Background: Clearly documented patient preferences for treatment at the end-of-life may help inform clinical decision-making during future hospitalizations. The electronic health record (EHR) could facilitate easier access to this information. However, little is known about current documentation practices regarding advanced care planning in the EHR. The objective of this study was to determine the prevalence and content of advanced care planning documentation in the EHR (Epic 2012®) of a single academic teaching hospital, and then to develop a set of local recommendations for best practices.

Methods: We identified all patients discharged from the Hospital Medicine service from January 1, 2015 through October 31, 2015. Using validated automated queries, we collected data on the presence of Physician Orders for Life Sustaining Treatment (POLSTs), a commonly recommended form that documents patients’ wishes for life-sustaining medical treatment and communicates them by creating portable medical orders. We then identified key physician, nurse, social worker and practice manager stakeholders in Palliative Care, Primary Care, Hospital Medicine, Geriatrics, Oncology, and Symptom Management. Stakeholders helped determine a set of best practices for EHR documentation of advanced care planning.

Results: Of the 5671 patients discharged, 1263 (22%) had orders to limit life-sustaining interventions (“Do Not Resuscitate/Do Not Intubate” or “Partial” code orders) at the time of discharge. These preferences were documented in the “Problem List” of the EHR in 1012 (80%) of patients with limits on life-sustaining treatment, and in the discharge summary “Expressed Wishes” section in 1063 (84%) of these patients. POLST forms were not universally completed, even for patients discharged to skilled nursing facilities or hospices (Figure 1). 

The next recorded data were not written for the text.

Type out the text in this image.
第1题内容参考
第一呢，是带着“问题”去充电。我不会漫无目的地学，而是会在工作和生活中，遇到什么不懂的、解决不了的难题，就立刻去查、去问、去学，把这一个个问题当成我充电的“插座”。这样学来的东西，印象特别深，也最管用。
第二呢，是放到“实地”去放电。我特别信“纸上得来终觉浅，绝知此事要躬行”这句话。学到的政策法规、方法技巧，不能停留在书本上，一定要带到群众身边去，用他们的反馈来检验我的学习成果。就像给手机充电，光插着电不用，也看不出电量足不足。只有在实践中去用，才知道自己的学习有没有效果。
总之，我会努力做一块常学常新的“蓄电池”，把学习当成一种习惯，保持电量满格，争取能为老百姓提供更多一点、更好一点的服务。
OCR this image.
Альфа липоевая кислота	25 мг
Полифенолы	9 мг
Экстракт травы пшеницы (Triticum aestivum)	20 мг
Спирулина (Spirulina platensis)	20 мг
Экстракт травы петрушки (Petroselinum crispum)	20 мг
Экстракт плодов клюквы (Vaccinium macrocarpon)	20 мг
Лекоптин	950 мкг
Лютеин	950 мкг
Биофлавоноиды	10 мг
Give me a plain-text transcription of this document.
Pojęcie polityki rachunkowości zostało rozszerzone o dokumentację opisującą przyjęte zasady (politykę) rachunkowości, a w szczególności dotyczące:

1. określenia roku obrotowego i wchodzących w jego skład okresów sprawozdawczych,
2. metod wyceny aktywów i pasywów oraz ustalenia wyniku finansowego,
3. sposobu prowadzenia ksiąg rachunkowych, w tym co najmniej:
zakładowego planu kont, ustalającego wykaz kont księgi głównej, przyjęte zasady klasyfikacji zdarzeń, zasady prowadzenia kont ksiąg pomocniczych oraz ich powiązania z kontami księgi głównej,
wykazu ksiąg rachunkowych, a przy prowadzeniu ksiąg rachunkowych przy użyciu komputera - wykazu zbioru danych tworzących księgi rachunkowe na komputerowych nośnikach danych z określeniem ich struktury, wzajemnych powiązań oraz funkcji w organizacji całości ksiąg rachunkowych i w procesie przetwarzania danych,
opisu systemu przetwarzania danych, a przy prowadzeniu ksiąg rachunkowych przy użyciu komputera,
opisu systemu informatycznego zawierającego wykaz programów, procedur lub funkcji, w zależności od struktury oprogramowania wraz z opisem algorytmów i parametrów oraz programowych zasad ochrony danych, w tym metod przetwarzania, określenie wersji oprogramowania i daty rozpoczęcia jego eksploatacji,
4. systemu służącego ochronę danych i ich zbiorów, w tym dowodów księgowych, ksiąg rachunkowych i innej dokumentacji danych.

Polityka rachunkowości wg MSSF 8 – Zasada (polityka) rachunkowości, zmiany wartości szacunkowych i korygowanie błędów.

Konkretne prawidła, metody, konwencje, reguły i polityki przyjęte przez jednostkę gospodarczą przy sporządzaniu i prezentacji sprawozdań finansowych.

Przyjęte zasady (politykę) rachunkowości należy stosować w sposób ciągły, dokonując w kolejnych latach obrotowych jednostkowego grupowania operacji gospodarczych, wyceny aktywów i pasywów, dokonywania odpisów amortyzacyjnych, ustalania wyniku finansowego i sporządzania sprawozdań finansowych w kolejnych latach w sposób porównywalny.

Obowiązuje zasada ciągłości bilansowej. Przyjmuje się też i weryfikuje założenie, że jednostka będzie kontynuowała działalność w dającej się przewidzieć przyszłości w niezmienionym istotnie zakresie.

Our stakeholders identified several key recommendations: a centralized location for advanced care planning documentation in the EHR available to clinicians of all disciplines, improved note templates to assist in standardizing documentation of goals of care, and consistent and highly visible locations in the EHR to display patient surrogate information, POLSTs and advanced directives, and code status.

Conclusions: We found significant room for improvement in documenting patient end-of-life wishes in our EHR, and identified a set of actionable strategies to improve accessibility of advanced care documentation.